12 de fevereiro de 2008 | Publicado por Ricardo Cabianca | Arquivado em Corporativo |Sou profissional de comunicação, desenvolvo estratégias de marketing e relacionamento para empresas que querem melhor se posicionar, aplico meu conhecimento (e os novos sobre a tal web 2.0) na construção de marcas e negócios para alguns blogs, mas tenho o bom senso que tudo tem limite.
Acabo de ler um release da Nielsen, informando que se aliou a NeuroFocus para juntas, desenvolverem novas formas de mensuração e métricas, utilizando os mais avançados recursos da neurociência para buscar “dentro da mente” dos consumidores, seus reais desejos e necessidades.
Existem técnicas das mais diversas para se conhecer e reconhecer os desejos dos consumidores. A mais simples e básica é perguntar. Ok, isso nem é tão fácil assim, mas convenhamos, se perguntando e o indivíduo respondendo, já é um começo de aproximação e sem dúvida existe uma simpatia entre a pessoa e a marca.
Agora, pesquisar, monitorar e avaliar ondas cerebrais, movimentos dos olhos e condutividade da pele de consumidores, tudo para desenvolver o melhor filme de 30″, a melhor peça publicitária, embalagens que “nos chamam” de longe e com isso induzir ao consumo é passar da conta.

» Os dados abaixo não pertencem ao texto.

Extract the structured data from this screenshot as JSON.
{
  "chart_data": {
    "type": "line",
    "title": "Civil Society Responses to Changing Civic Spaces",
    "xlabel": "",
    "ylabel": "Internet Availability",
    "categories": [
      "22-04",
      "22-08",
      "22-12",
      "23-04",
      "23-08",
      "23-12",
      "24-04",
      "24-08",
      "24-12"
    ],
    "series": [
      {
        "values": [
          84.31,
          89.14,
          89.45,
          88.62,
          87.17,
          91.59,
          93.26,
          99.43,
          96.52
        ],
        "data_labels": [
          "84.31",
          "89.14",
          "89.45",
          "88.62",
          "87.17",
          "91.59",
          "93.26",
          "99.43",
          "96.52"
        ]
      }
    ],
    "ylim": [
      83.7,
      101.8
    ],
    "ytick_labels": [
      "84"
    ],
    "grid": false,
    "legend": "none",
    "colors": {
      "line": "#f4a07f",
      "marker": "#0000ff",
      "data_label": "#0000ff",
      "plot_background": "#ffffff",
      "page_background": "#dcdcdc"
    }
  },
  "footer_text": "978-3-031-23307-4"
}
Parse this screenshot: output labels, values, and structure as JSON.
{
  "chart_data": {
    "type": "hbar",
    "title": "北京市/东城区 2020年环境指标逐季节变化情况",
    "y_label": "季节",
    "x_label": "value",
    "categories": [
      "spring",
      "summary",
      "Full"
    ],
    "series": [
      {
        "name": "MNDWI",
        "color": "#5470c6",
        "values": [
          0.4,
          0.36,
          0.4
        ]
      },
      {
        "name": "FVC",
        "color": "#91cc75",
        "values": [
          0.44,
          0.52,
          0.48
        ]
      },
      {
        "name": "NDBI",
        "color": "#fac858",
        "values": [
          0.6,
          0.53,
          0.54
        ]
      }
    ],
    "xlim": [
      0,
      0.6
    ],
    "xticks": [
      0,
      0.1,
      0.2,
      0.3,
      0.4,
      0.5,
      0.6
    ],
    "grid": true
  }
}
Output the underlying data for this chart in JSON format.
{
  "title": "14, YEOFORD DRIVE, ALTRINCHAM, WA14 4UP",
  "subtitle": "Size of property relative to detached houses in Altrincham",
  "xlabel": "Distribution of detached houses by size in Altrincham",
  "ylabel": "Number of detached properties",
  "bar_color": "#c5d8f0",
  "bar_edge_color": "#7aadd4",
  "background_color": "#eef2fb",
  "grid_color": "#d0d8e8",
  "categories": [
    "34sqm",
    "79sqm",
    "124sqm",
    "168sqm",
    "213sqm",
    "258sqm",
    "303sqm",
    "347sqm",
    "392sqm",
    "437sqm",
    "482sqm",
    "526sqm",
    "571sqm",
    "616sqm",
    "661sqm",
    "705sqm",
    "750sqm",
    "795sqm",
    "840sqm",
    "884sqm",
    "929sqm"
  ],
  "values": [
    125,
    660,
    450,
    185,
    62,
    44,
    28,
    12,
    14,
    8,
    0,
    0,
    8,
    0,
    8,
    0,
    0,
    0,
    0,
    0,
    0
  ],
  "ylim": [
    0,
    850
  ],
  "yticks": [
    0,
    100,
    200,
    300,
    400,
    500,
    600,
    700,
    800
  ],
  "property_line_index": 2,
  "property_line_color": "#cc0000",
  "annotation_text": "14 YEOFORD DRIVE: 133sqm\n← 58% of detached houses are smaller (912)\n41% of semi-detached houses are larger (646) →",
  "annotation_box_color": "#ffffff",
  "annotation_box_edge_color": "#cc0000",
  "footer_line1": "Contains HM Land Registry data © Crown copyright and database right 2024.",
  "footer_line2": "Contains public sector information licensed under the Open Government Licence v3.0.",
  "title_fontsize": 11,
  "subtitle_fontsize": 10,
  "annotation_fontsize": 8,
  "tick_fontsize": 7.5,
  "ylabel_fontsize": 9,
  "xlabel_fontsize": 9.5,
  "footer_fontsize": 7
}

Desta forma, os prêmios e as pesquisas que apontam quais as marcas estão nas mentes dos consumidores – os “Top of Mind” – não servem para mais nada. Saudades que tenho do overlay de papel e das fontes em LetraSet para preparar arte-final.
Mesmo com toda interatividade proporcionada pela web, onde as marcas podem se relacionar em tempo real com os seus públicos-alvo, ainda é válido saber se aproximar de um consumidor e conquistá-lo pela experiência, atendendo o que ele quer e espera.
Você pode pensar que isso é quase romântico da minha parte, mas desenhar uma estratégia para atrair a atenção de uma determinada pessoa para um produto e\ou serviço, creio que é muito mais concreto do que fazer exatamente o que o cérebro destas pessoas querem.
Isso me soa muito vazio e fácil de se perder, pois o indivíduo não mantém um padrão de consumo para sempre. As vezes ele pode gostar do azul, porque está em um momento relaxado, outra vez pode preferir o vermelho, por estar tenso, se é que você me entende.
Mas é lógico, deve haver fundamento em se investir milhões de dólares em pesquisas que facilitariam e muito a decisão de investimentos em marketing e comunicação das empresas.
Só não vejo que seja justo.
Tudo bem, se você piscou, olhos para os lados, coçou a cabeça e fez um movimento com o dedo sobre o mouse para rolar a tela até aqui em baixo, creio que já entendi o que seu cérebro quer ler aqui no blog.